Specifically, the 27.5 x 4" wheel/tire combo (think and say "B Fat" for pete's sake) has the same diameter, to the millimeter, of a 29 x 2.5" combo.  Which should, in theory, give me the rollover characteristics I'm after without being too tall.  But the tires are fat enough that I can run them in the high single digits, giving me the suppleness, comfort, and traction I desire at the same time.


Thus far it certainly seems so.

I rode the bike above all summer long, from low desert chunk to high alpine buff, in configurations ranging from 5 and 5" to 6 and 6", fiddling with angles every way I could.

When I got it to where I was just riding it, day after blissful day, and couldn't think of any further way to improve it, I asked Devin for the 'production version', with a few subtle geometry tweaks.

I am cognizant that needs, desires, abilities, and locations can all change, and with any of them my preferred bike will too.  Having said that, and looking forward to where I live and hope to eventually retire, I feel like this is my 'climax vehicle'.  

It isn't the lightest, nor fastest, nor most technologically infused bike out there.  Keeping in mind that every bike is a compromise, this is the most capable, with fewest drawbacks, of any bike I've yet owned.  Combining modern trail geometry (66* HTA, 16.7" CS) with 6 x 6" of supple, supportive, tunable suspension and light, durable, tubeless tires that are the right blend of tall and wide was the path forward.  

I would be remiss in not pointing out that Fox built this fork with what can only be described as a freakish amount of tire clearance.  Without this fork, and the Bontrager B Fat tires, and Devin Lenz's willingness to see what lies down every intriguing path, I'd still be yammering into my porridge and tugging at my ear hairs trying to figure it out.

I *did* build myself a 29" wheelset for this bike and shod it with a set of light 2.6" tires.  Ostensibly these are for high-alpine days where the trail is smooth enough that I can tolerate the relatively high 20-ish psi's that are needed, and am after a lighter, faster, more efficient overall package for that day.

In reality I'll only use that wheelset a handful of times per year, and the rest of the time they'll hang there, representative of a mental bridge that I am as-yet unwilling to cross.

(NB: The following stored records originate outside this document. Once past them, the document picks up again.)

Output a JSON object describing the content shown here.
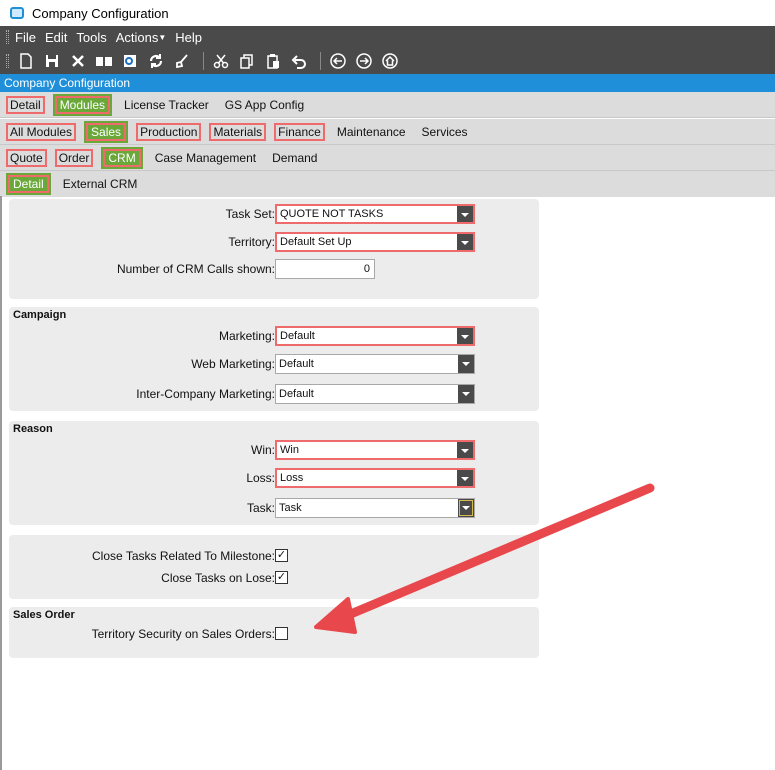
{
  "window": {
    "title": "Company Configuration"
  },
  "menu": [
    "File",
    "Edit",
    "Tools",
    "Actions",
    "Help"
  ],
  "toolbar": {
    "icons": [
      "new-icon",
      "save-icon",
      "delete-icon",
      "open-book-icon",
      "outlook-icon",
      "refresh-icon",
      "clear-icon",
      "cut-icon",
      "copy-icon",
      "paste-icon",
      "undo-icon",
      "back-icon",
      "forward-icon",
      "home-icon"
    ]
  },
  "form_title": "Company Configuration",
  "tabs": {
    "row1": [
      "Detail",
      "Modules",
      "License Tracker",
      "GS App Config"
    ],
    "row2": [
      "All Modules",
      "Sales",
      "Production",
      "Materials",
      "Finance",
      "Maintenance",
      "Services"
    ],
    "row3": [
      "Quote",
      "Order",
      "CRM",
      "Case Management",
      "Demand"
    ],
    "row4": [
      "Detail",
      "External CRM"
    ]
  },
  "general": {
    "task_set_label": "Task Set:",
    "task_set_value": "QUOTE NOT TASKS",
    "territory_label": "Territory:",
    "territory_value": "Default Set Up",
    "crm_calls_label": "Number of CRM Calls shown:",
    "crm_calls_value": "0"
  },
  "campaign": {
    "title": "Campaign",
    "marketing_label": "Marketing:",
    "marketing_value": "Default",
    "web_marketing_label": "Web Marketing:",
    "web_marketing_value": "Default",
    "inter_company_label": "Inter-Company Marketing:",
    "inter_company_value": "Default"
  },
  "reason": {
    "title": "Reason",
    "win_label": "Win:",
    "win_value": "Win",
    "loss_label": "Loss:",
    "loss_value": "Loss",
    "task_label": "Task:",
    "task_value": "Task"
  },
  "milestone": {
    "close_related_label": "Close Tasks Related To Milestone:",
    "close_related_checked": true,
    "close_on_lose_label": "Close Tasks on Lose:",
    "close_on_lose_checked": true
  },
  "sales_order": {
    "title": "Sales Order",
    "territory_security_label": "Territory Security on Sales Orders:",
    "territory_security_checked": false
  },
  "colors": {
    "accent_blue": "#1f8fd9",
    "active_tab_green": "#6aa83a",
    "required_red": "#ef6a6a",
    "annotation_arrow": "#e8484b"
  }
}
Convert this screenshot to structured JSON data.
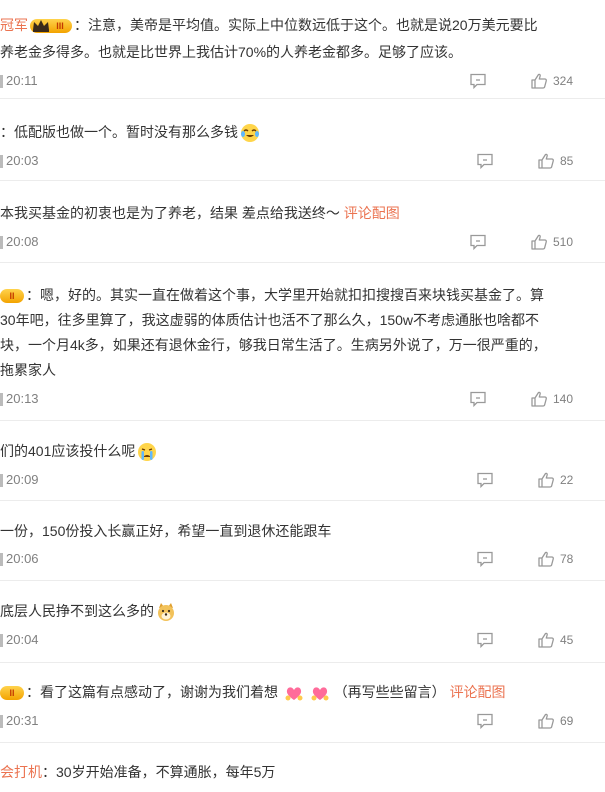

Thanks for checking in. Don't hesitate with questions.

Tuesday, October 25, 2016

The shopping cart move. Or, sanitization gone too far.

Recognize this move?  It's from the Lunch Loop in Grand Junction, Colorado.  My backyard, literally and figuratively.

It's near the bottom of the Holy Cross, and has existed more or less intact (save for some natural erosion) for 15+ years.  

Pictured is the "up move", an ~18" ledge that leads you to a short, sloping roll toward a ~2.5' drop to (more or less) flat.

I've been using it for more than a decade as a place to help dial in suspension settings whenever I build or test a new bike.  It is a fun, easy move -- up, roll, drop, repeat -- consistently doable on every kind of bike you'd regularly ride at the Lunch Loop, but it is also useful for dialing things in.

I went to it last week for exactly that reason, and was shocked when I got there:

Someone(s) must have spent *hours* building that shitpile of weakness.  I looked closely, and am 99% certain that I could have rolled a shopping cart (even with a wobbly wheel) up it smoothly.

In other words, someone with zero skill could now easily roll up onto that boulder.  Makes me wonder aloud what they do once up there?  Just trying to get a better cell signal?  Good place for a selfie?!!  

It took me a solid 20 minutes of heaving rock to restore the move to it's natural state.

Honestly?  If you built that ramp I'm embarrassed for you.  

Learn to ride the trails as they are.  Elevate your game instead of bringing things down to your level.  There is no shame in walking things until you learn to ride them, but it is despicable to deliberately dumb trails down.